My point is: does the faith tradition, or lack thereof, of the person performing an act of service, or whether they even know Jesus, matter?


And conversely, if people are gathering to worship Jesus as their personal savior on Sunday, and ignoring everything he said on Monday, is that worship of any account in God’s eyes? If our altar is to a known God, but we fail to enact the justice required by the One who has been appointed to judge in righteousness, then what, exactly, have we accomplished? Because we have plenty of prophets throughout our scriptures who have assured us such worship is not pleasing to God, and is not heard on high.


And this is not a faith vs. works argument either, so let’s get rid of that dualism as well.


Because all that does is detract from the reality, if you read the news, that we live, right now, in a country, where Jesus is worshipped on Sunday, and black people are still being murdered on Monday, for driving, for jogging, for working, for being in the “wrong” neighborhood, and even while they’re sleeping in their homes. No, our worship must also enact God’s justice, else I have to question whether it mattersif it’s directed to, or conducted at the altar of, a known, or unknown, God.


So, again I ask, what is my defense, or accounting, for my hope?


It’s just this: this is all a starting point for following Jesus and enacting justice. Everything I’ve talked about here this morning is a starting point: our baptism, mentioned in First Peter, is a starting point; my realization during my CPE training, was simply a starting point for me, not an endpoint; Jesus saying goodbye on the last night isn’t an endpoint – the disciples think it is – but it’s not: Jesus is telling them they will not be left bereaved, but that


the Holy Spirit is coming to be
with them, with us – it’s all just a
starting point for our life in
Christ, not an endpoint. Their
work, our work, is just
beginning. Paul standing at the
Aeropagus, proclaiming Christ,
is a starting point for the
early-Christian movement and
community, not an endpoint.


The truth is, we still don’t know what’s coming in the months, weeks, and years ahead. We’re being warned of, and we’re seeing, food shortages, interruptions in the supply chain, unprecedented unemployment, a global lapse back into extreme poverty for millions, if not billions, of people.


Make no mistake, the virus, the wearing of a mask to keep front-line workers safe, has now been weaponized, in this country, into a partisan political issue – I’m ashamed to say, but we’ve managed to do that as well. But here’s the thing: the virus doesn’t care – it’s a virus.
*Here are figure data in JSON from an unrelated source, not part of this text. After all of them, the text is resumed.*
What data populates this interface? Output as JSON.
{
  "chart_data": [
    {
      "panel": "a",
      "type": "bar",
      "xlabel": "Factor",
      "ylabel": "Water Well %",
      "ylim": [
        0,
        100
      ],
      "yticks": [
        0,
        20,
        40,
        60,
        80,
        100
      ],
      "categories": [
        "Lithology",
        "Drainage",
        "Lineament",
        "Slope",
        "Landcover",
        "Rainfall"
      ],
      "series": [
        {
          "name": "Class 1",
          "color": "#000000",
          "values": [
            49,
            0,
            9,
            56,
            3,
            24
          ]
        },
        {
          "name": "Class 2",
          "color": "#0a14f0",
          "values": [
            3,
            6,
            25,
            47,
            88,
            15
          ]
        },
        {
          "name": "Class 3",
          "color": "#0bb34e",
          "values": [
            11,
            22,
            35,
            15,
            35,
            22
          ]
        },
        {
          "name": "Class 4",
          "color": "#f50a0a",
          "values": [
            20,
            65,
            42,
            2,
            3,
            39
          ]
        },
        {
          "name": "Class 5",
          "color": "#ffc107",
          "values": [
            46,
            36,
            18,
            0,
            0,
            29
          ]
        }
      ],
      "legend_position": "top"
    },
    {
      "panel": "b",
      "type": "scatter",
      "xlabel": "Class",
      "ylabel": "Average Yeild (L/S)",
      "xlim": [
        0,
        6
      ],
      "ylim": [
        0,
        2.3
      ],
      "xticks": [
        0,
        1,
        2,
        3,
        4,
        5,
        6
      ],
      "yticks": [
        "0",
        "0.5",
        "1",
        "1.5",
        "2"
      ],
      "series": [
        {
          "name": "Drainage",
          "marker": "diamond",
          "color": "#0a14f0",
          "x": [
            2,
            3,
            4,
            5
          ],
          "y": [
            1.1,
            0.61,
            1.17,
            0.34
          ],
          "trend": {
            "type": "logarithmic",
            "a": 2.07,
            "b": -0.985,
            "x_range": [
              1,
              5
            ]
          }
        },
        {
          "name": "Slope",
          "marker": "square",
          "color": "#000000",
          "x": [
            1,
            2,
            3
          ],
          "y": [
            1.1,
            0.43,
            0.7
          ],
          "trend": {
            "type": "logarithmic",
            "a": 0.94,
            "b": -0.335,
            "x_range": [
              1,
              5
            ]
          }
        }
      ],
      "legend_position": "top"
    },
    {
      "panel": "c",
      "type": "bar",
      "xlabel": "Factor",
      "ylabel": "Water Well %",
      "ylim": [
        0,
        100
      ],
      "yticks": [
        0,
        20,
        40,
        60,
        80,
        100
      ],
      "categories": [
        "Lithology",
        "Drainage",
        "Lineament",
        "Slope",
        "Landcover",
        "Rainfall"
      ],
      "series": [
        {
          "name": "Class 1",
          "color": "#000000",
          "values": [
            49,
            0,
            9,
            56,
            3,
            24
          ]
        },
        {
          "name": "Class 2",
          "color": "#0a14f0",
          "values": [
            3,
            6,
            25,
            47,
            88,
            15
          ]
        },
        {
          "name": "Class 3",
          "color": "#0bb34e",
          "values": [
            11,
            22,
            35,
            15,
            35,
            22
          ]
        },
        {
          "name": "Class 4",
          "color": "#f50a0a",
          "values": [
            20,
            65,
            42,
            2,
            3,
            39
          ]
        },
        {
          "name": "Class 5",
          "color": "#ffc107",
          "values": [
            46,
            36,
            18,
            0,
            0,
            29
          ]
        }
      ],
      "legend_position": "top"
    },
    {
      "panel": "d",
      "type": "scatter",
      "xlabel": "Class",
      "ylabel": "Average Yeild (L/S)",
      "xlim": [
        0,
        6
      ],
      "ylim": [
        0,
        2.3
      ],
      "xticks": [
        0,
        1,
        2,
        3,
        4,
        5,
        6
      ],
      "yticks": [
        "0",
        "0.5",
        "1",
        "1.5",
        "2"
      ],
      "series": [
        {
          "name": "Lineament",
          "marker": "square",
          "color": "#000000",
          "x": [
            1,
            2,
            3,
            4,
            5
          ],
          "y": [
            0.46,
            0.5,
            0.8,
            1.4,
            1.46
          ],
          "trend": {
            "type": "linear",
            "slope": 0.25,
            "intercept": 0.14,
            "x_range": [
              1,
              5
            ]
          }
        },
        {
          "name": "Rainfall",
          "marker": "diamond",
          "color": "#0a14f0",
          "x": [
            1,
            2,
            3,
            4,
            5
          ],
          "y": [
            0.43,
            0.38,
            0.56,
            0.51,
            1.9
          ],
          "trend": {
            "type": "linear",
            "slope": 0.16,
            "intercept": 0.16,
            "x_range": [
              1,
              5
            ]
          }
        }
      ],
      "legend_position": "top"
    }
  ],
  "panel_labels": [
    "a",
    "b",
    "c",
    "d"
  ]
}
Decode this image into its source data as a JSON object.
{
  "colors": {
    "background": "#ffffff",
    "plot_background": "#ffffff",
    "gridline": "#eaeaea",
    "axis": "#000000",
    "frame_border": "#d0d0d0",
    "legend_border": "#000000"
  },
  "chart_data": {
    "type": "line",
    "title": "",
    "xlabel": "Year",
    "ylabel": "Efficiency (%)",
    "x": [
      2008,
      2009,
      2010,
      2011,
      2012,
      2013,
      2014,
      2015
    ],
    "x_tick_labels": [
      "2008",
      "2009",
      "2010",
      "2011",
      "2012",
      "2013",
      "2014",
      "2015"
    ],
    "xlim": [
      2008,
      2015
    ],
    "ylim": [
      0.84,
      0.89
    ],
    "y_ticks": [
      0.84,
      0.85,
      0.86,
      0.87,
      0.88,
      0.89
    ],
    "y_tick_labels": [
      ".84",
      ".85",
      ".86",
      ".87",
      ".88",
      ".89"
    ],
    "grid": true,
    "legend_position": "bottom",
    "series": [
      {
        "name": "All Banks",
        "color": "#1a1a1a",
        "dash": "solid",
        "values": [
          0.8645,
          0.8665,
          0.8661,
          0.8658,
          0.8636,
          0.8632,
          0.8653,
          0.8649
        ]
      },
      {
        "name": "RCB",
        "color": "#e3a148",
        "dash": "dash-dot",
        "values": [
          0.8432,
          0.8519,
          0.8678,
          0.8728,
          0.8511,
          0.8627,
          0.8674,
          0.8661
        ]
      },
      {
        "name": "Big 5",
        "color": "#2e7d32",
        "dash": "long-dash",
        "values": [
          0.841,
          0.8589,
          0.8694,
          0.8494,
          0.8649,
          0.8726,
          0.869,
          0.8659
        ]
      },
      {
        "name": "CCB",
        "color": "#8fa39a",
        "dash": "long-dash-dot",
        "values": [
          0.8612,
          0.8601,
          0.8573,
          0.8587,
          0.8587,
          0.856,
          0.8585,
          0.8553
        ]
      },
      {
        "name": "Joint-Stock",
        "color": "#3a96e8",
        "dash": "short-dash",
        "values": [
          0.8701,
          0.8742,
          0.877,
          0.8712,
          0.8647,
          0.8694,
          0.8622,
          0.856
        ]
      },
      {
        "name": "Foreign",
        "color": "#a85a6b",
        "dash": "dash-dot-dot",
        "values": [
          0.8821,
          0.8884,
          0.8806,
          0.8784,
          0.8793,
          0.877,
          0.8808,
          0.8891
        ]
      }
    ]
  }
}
There has been no grief, no mourning, in a corporate sense, for the lives lost due to COVID-19, only a false choice between saving the economy or human lives.


So, as you can see, all the stages of grief are present, aren’t they? Anger, denial, bargaining, and despair; so what is our accounting, what is my accounting, what is your accounting, for hope? It’s right here, in these lessons, in this community, gathered as we are able in this moment, in this bread and this wine and this cup and this table, where Christ is known to us, and Christ is present with us.


Let us make our worship worthy
of the sacrifice we proclaim; let
us enact on Monday, the justice
that we proclaim on Sunday.


As we go forth, let us remember that our worship is service, and that our service is, indeed, worship, to the glory of a known, merciful, loving, and living, triune God, Father, Son, and Holy Spirit. Amen.


[i] D. Mark Davis, Left Behind and Loving It, “Attending Love”
[ii] Dorothee Sölle, Thinking About God: An Introduction to Theology. trans. John Bowden. (Bloomsbury T&T Clark: 1997). pp. 103.